Usually we are let down by our own thoughts and feelings along with how the environment perceives us. If we want to be change makers, building our self-confidence will help improve those thoughts and feelings.

Here we go!  My own experience during the first quarter of my Global Health Corps fellowship year.

Professionally, I am a nurse. The environment perceives a nurse’s role as only providing bedside care; therefore, many nurses view themselves in this light. When faced with a situation where a nurse has to do something apart from providing bedside care, poor self-confidence takes over. They feel they were only meant to provide bedside care and are unable to do anything else.

As a Health Systems Strengthening Fellow, my job description includes coordinating and providing training to health care providers on maternal child health (MCH) topics, follow-up hospital visits focused on new technology (CPAP), data collection, and weekly calls to instructors at the hospital.

In order to fulfill my role of conducting training to health care providers, including doctors, I had to overcome the belief that nurses are not in a position to train doctors. I also had to fight the environmental bias that doctors may challenge nurses.

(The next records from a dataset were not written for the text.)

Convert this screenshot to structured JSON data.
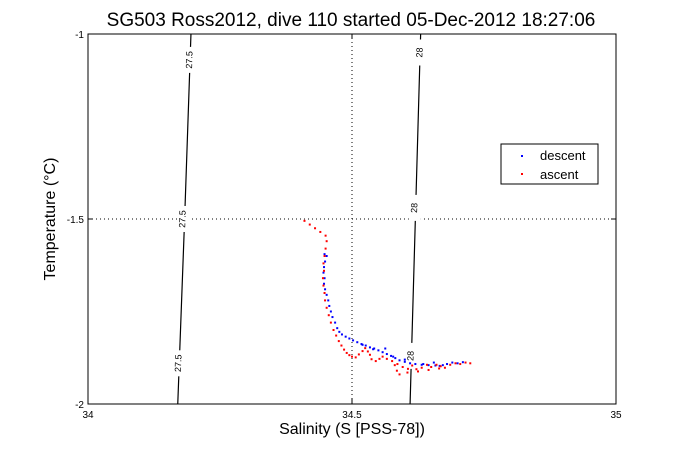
{
  "chart_data": {
    "type": "scatter",
    "title": "SG503 Ross2012, dive 110 started 05-Dec-2012 18:27:06",
    "xlabel": "Salinity (S [PSS-78])",
    "ylabel": "Temperature (°C)",
    "xlim": [
      34,
      35
    ],
    "ylim": [
      -2,
      -1
    ],
    "xticks": [
      "34",
      "34.5",
      "35"
    ],
    "yticks": [
      "-2",
      "-1.5",
      "-1"
    ],
    "grid": "dotted",
    "legend_position": "right",
    "colors": {
      "descent": "#0000ff",
      "ascent": "#ff0000",
      "contour": "#000000"
    },
    "contours": [
      {
        "level": "27.5",
        "points": [
          [
            34.195,
            -1.0
          ],
          [
            34.183,
            -1.5
          ],
          [
            34.17,
            -2.0
          ]
        ],
        "labels": [
          [
            34.193,
            -1.07
          ],
          [
            34.18,
            -1.5
          ],
          [
            34.172,
            -1.89
          ]
        ]
      },
      {
        "level": "28",
        "points": [
          [
            34.63,
            -1.0
          ],
          [
            34.62,
            -1.5
          ],
          [
            34.61,
            -2.0
          ]
        ],
        "labels": [
          [
            34.629,
            -1.05
          ],
          [
            34.619,
            -1.47
          ],
          [
            34.612,
            -1.87
          ]
        ]
      }
    ],
    "series": [
      {
        "name": "descent",
        "points": [
          [
            34.448,
            -1.595
          ],
          [
            34.452,
            -1.6
          ],
          [
            34.449,
            -1.615
          ],
          [
            34.447,
            -1.63
          ],
          [
            34.446,
            -1.645
          ],
          [
            34.448,
            -1.66
          ],
          [
            34.447,
            -1.675
          ],
          [
            34.449,
            -1.69
          ],
          [
            34.452,
            -1.705
          ],
          [
            34.455,
            -1.72
          ],
          [
            34.457,
            -1.735
          ],
          [
            34.46,
            -1.75
          ],
          [
            34.463,
            -1.765
          ],
          [
            34.468,
            -1.78
          ],
          [
            34.472,
            -1.795
          ],
          [
            34.476,
            -1.805
          ],
          [
            34.481,
            -1.812
          ],
          [
            34.488,
            -1.818
          ],
          [
            34.495,
            -1.823
          ],
          [
            34.502,
            -1.828
          ],
          [
            34.51,
            -1.833
          ],
          [
            34.518,
            -1.838
          ],
          [
            34.526,
            -1.842
          ],
          [
            34.534,
            -1.847
          ],
          [
            34.542,
            -1.85
          ],
          [
            34.55,
            -1.855
          ],
          [
            34.558,
            -1.86
          ],
          [
            34.566,
            -1.865
          ],
          [
            34.574,
            -1.87
          ],
          [
            34.582,
            -1.876
          ],
          [
            34.59,
            -1.882
          ],
          [
            34.6,
            -1.886
          ],
          [
            34.61,
            -1.89
          ],
          [
            34.62,
            -1.892
          ],
          [
            34.632,
            -1.894
          ],
          [
            34.645,
            -1.895
          ],
          [
            34.658,
            -1.896
          ],
          [
            34.666,
            -1.897
          ],
          [
            34.672,
            -1.895
          ],
          [
            34.68,
            -1.892
          ],
          [
            34.69,
            -1.888
          ],
          [
            34.7,
            -1.89
          ],
          [
            34.71,
            -1.887
          ],
          [
            34.52,
            -1.84
          ],
          [
            34.54,
            -1.852
          ],
          [
            34.563,
            -1.85
          ],
          [
            34.578,
            -1.872
          ],
          [
            34.6,
            -1.88
          ],
          [
            34.635,
            -1.892
          ],
          [
            34.655,
            -1.888
          ]
        ]
      },
      {
        "name": "ascent",
        "points": [
          [
            34.41,
            -1.505
          ],
          [
            34.42,
            -1.515
          ],
          [
            34.43,
            -1.525
          ],
          [
            34.44,
            -1.535
          ],
          [
            34.45,
            -1.545
          ],
          [
            34.452,
            -1.56
          ],
          [
            34.45,
            -1.58
          ],
          [
            34.448,
            -1.6
          ],
          [
            34.446,
            -1.62
          ],
          [
            34.447,
            -1.64
          ],
          [
            34.445,
            -1.66
          ],
          [
            34.446,
            -1.68
          ],
          [
            34.448,
            -1.7
          ],
          [
            34.449,
            -1.72
          ],
          [
            34.452,
            -1.74
          ],
          [
            34.456,
            -1.76
          ],
          [
            34.46,
            -1.78
          ],
          [
            34.465,
            -1.8
          ],
          [
            34.47,
            -1.815
          ],
          [
            34.475,
            -1.83
          ],
          [
            34.48,
            -1.842
          ],
          [
            34.485,
            -1.853
          ],
          [
            34.49,
            -1.862
          ],
          [
            34.495,
            -1.868
          ],
          [
            34.5,
            -1.872
          ],
          [
            34.507,
            -1.874
          ],
          [
            34.513,
            -1.866
          ],
          [
            34.52,
            -1.857
          ],
          [
            34.525,
            -1.849
          ],
          [
            34.53,
            -1.858
          ],
          [
            34.534,
            -1.867
          ],
          [
            34.537,
            -1.879
          ],
          [
            34.545,
            -1.884
          ],
          [
            34.552,
            -1.878
          ],
          [
            34.558,
            -1.872
          ],
          [
            34.566,
            -1.878
          ],
          [
            34.576,
            -1.884
          ],
          [
            34.586,
            -1.892
          ],
          [
            34.596,
            -1.9
          ],
          [
            34.606,
            -1.905
          ],
          [
            34.614,
            -1.896
          ],
          [
            34.622,
            -1.906
          ],
          [
            34.632,
            -1.902
          ],
          [
            34.642,
            -1.894
          ],
          [
            34.65,
            -1.9
          ],
          [
            34.66,
            -1.894
          ],
          [
            34.668,
            -1.898
          ],
          [
            34.676,
            -1.902
          ],
          [
            34.686,
            -1.894
          ],
          [
            34.696,
            -1.89
          ],
          [
            34.705,
            -1.892
          ],
          [
            34.715,
            -1.888
          ],
          [
            34.724,
            -1.89
          ],
          [
            34.581,
            -1.895
          ],
          [
            34.585,
            -1.91
          ],
          [
            34.59,
            -1.92
          ],
          [
            34.605,
            -1.915
          ],
          [
            34.625,
            -1.912
          ],
          [
            34.645,
            -1.908
          ],
          [
            34.665,
            -1.904
          ]
        ]
      }
    ]
  }
}
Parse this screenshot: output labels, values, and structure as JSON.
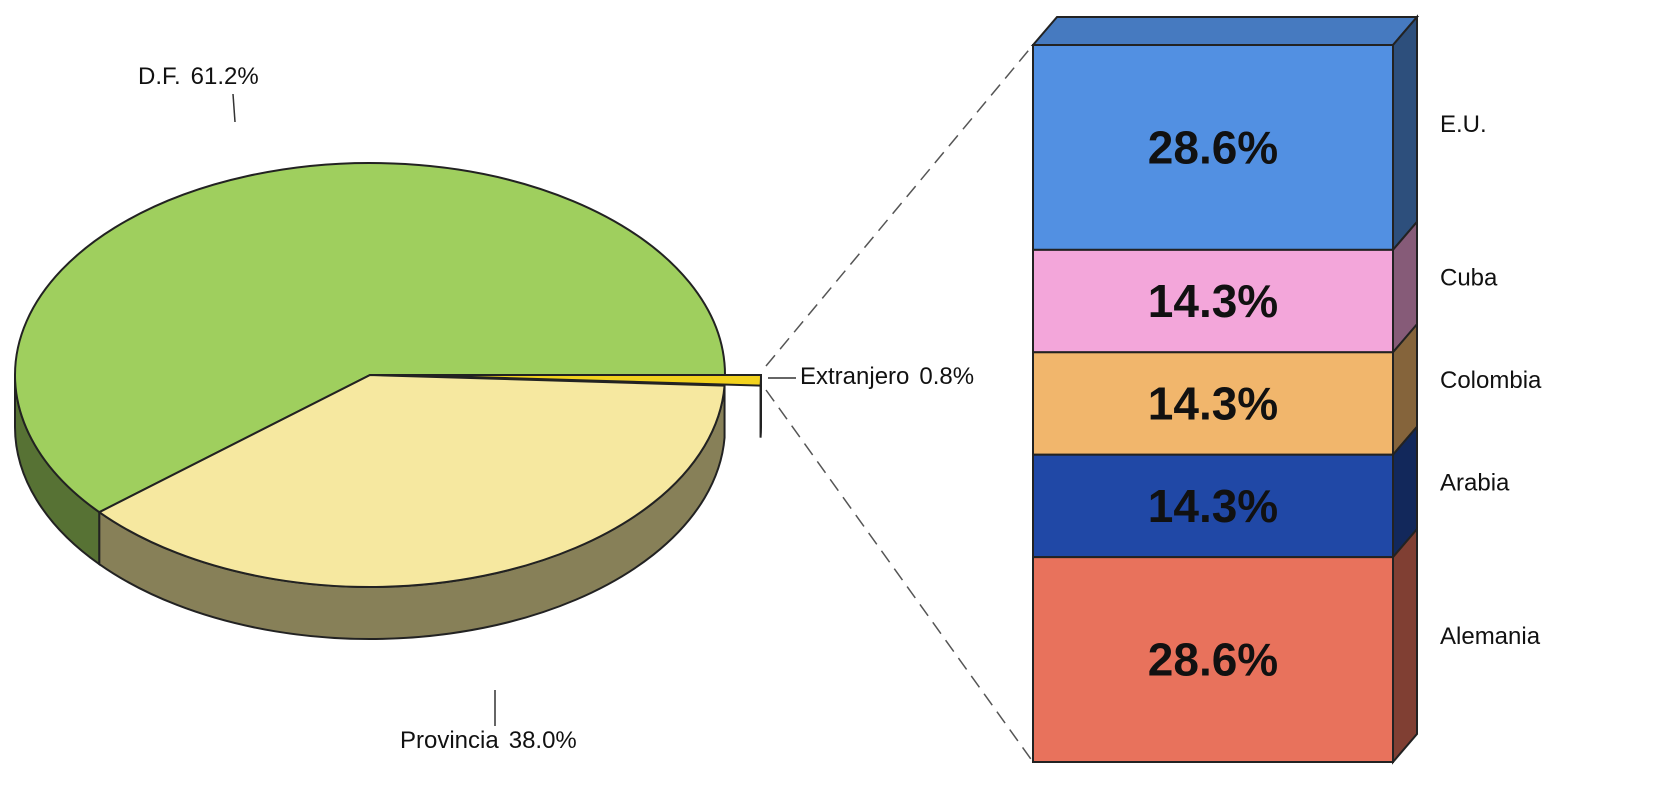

But all I had to do was build self- confidence.

To run training successfully:

I had everything I needed for training ready. People usually lose confidence or others lose confidence in you when you are missing materials and puzzling around during the training session. Prepare with your PowerPoint, which enhances your power while speaking and gives you something to point to. (I learned this from Noerine Kaleeba, Founder of Ugandan HIV/AIDS organization TASO, during GHC’s training insitute at Yale).

I did not compare myself to the doctors, but instead I focused on what I wanted to contribute to bring about change.

Tell you what! The doctors were impressed and learned a lot from the training and from my  follow-up. They are applying the new technology with patients and encouraging the rest of their teams to use it. The outcome was awesome. So nurses, have the courage, you can do it. Be nurse educators, advocates, practitioners… along with providing bedside care.